Era a realidade, não se aposentavam mesmo. Um papelzinho faltante não entregue e bau-bau... A vingança, por todos os lados, o país se lastreia nisto.
Da feira, fresquíssimas, trazem limas-da-Pérsia para o combate à azia incessante, fruto do muito escótiche consumido. Aplaca as dores d´alma, diz o vetusto sujeito, alertado pelo médico sobre o consumo. Desculpas de beberrão, ora. Corre-se à cozinha, o espremedor manual, com menos barulho, deglute o interior dos gordos cítricos, nas mãos da nova copeira-cozinheira. Ela lá dos distantes Piauís, chegada de pouco. Ingênua, ainda...

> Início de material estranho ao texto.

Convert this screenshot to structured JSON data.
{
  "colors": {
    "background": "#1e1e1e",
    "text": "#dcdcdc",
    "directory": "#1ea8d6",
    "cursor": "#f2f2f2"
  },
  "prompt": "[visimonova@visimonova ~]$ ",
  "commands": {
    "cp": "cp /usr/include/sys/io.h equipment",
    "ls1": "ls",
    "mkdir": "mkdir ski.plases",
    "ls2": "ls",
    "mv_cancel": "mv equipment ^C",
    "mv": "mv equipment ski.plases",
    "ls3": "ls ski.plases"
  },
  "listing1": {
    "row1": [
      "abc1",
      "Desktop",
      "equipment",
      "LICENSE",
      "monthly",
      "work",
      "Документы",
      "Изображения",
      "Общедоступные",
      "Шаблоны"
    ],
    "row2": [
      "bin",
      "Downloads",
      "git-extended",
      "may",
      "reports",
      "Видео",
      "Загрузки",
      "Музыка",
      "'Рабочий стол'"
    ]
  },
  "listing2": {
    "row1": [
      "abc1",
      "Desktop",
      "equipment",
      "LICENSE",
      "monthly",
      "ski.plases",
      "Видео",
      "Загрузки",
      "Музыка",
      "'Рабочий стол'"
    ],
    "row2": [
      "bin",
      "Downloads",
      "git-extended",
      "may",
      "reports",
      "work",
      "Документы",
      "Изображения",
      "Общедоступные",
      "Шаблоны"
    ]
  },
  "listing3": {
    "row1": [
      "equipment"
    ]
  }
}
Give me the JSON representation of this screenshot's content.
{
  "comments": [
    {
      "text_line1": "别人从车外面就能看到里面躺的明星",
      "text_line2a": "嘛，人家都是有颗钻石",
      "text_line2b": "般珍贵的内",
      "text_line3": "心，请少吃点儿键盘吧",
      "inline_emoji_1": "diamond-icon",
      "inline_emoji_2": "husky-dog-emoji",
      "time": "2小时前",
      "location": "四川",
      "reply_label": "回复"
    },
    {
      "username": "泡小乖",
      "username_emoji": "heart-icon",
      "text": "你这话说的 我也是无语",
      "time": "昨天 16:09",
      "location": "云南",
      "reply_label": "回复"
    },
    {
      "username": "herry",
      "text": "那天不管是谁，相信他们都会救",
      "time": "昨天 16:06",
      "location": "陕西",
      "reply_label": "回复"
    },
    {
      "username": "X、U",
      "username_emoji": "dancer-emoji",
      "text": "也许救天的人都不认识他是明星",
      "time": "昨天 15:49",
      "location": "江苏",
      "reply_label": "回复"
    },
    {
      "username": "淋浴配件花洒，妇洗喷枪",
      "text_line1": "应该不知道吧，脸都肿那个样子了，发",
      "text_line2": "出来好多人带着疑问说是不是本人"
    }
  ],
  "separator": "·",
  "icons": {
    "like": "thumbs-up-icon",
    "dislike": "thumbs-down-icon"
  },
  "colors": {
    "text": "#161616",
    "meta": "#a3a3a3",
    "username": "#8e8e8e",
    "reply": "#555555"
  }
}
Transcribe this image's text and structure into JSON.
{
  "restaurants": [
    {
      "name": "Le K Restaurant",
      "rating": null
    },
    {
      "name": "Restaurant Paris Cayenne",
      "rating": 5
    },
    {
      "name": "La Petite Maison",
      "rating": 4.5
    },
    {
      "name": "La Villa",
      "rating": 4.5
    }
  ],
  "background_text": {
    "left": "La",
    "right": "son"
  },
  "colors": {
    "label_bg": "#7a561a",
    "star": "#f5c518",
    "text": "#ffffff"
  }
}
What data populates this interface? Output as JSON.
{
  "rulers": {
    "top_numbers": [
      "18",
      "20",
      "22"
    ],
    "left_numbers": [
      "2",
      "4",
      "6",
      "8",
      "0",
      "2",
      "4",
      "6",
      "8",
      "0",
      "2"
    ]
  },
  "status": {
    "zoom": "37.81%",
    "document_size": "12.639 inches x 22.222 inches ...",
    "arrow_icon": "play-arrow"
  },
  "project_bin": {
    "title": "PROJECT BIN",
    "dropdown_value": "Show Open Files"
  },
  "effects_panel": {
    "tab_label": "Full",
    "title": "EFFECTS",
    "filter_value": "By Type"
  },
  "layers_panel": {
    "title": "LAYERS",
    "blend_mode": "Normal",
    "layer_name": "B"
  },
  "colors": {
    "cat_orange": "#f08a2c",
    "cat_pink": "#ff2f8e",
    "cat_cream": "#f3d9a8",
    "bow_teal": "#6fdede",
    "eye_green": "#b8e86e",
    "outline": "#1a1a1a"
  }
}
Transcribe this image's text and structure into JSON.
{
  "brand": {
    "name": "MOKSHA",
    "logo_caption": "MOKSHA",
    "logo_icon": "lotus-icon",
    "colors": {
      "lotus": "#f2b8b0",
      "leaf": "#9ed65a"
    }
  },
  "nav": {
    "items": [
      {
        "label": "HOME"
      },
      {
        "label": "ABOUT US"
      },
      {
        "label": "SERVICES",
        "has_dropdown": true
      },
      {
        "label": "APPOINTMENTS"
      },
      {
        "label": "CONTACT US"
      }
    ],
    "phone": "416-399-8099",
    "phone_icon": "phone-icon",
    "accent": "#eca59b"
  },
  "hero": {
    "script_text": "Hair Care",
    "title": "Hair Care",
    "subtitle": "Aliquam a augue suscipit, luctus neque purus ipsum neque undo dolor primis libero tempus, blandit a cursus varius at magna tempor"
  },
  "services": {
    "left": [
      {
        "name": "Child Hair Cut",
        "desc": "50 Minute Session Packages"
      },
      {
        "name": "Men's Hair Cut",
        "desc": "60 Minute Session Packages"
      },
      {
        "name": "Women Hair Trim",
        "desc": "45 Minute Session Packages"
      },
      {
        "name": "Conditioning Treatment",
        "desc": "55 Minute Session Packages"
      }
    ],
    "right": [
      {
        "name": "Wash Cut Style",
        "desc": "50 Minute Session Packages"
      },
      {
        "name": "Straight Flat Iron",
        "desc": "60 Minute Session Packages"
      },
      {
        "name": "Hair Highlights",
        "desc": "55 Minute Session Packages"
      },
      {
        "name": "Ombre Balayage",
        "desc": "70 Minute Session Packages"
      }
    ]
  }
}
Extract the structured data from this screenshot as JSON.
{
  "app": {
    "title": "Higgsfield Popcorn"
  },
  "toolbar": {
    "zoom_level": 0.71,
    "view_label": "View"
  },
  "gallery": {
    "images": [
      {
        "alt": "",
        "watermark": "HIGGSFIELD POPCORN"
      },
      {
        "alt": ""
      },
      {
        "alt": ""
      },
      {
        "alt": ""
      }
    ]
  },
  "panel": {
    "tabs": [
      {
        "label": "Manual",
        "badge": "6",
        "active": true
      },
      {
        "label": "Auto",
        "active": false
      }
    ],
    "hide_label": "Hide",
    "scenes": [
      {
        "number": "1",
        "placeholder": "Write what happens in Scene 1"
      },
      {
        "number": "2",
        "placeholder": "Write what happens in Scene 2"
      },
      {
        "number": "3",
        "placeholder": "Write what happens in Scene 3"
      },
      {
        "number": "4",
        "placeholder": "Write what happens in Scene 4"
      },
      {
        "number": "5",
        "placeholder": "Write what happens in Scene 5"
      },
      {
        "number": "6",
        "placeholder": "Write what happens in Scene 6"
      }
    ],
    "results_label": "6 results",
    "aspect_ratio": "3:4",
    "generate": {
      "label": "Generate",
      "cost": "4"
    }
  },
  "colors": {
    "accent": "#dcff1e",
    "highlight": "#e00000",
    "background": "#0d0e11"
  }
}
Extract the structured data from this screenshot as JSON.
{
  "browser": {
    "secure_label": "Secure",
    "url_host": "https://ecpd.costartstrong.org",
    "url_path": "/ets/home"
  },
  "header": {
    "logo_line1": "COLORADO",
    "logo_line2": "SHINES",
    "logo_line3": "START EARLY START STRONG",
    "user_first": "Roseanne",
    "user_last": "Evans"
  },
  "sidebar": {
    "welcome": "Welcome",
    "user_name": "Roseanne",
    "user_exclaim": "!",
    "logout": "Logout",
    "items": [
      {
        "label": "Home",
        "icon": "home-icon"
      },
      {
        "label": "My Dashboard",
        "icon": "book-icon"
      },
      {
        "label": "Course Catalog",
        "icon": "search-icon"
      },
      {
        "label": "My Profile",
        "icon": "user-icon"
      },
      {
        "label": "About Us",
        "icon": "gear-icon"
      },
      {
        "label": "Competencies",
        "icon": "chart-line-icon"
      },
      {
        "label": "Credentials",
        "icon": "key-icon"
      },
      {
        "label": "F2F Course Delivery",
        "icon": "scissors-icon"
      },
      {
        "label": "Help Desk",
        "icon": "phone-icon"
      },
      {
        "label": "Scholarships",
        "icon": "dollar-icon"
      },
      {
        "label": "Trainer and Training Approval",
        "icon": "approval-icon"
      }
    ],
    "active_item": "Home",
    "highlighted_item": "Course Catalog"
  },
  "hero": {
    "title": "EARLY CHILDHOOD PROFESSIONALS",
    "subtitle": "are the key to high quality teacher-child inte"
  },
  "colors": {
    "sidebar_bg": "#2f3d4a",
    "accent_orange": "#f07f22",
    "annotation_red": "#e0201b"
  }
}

Leva o suco leitoso, bege, até o patrão. Este, vítima de certo descaso consigo, a afagar os ovos, distraído com a leitura, é alertado:
- "A limada, dotô!".
Olha o que ocorre, prospecta com olhar de águia o teor do alto e gelado copo e quando decide derramar na goela, a mocinha diz baixinho:
- "Eh, parece água-de-barreiro!"
A exclamação detona o lembrar de seu rústico começo, no interior do abrasador nordeste da grande nação. Aflora a lágrima, uma em cada canto de cada olho, vendo a mãe, esquálida, raspando a parede do buraco úmido, por minutos, a juntar meia latinha de água, para aplacar a sede; dele; e de irmãos. Um gesto da mais absoluta miséria, o raspar da lata colhendo orvalhos. Raspa, raspa, raspa. O gosto d´água com terra, o lamento da mãe chorando pelo "solis do diabio", a queimar e alourar seus cabelos empoeirados, tirar-lhes os ímpetos, fazê-los migrar.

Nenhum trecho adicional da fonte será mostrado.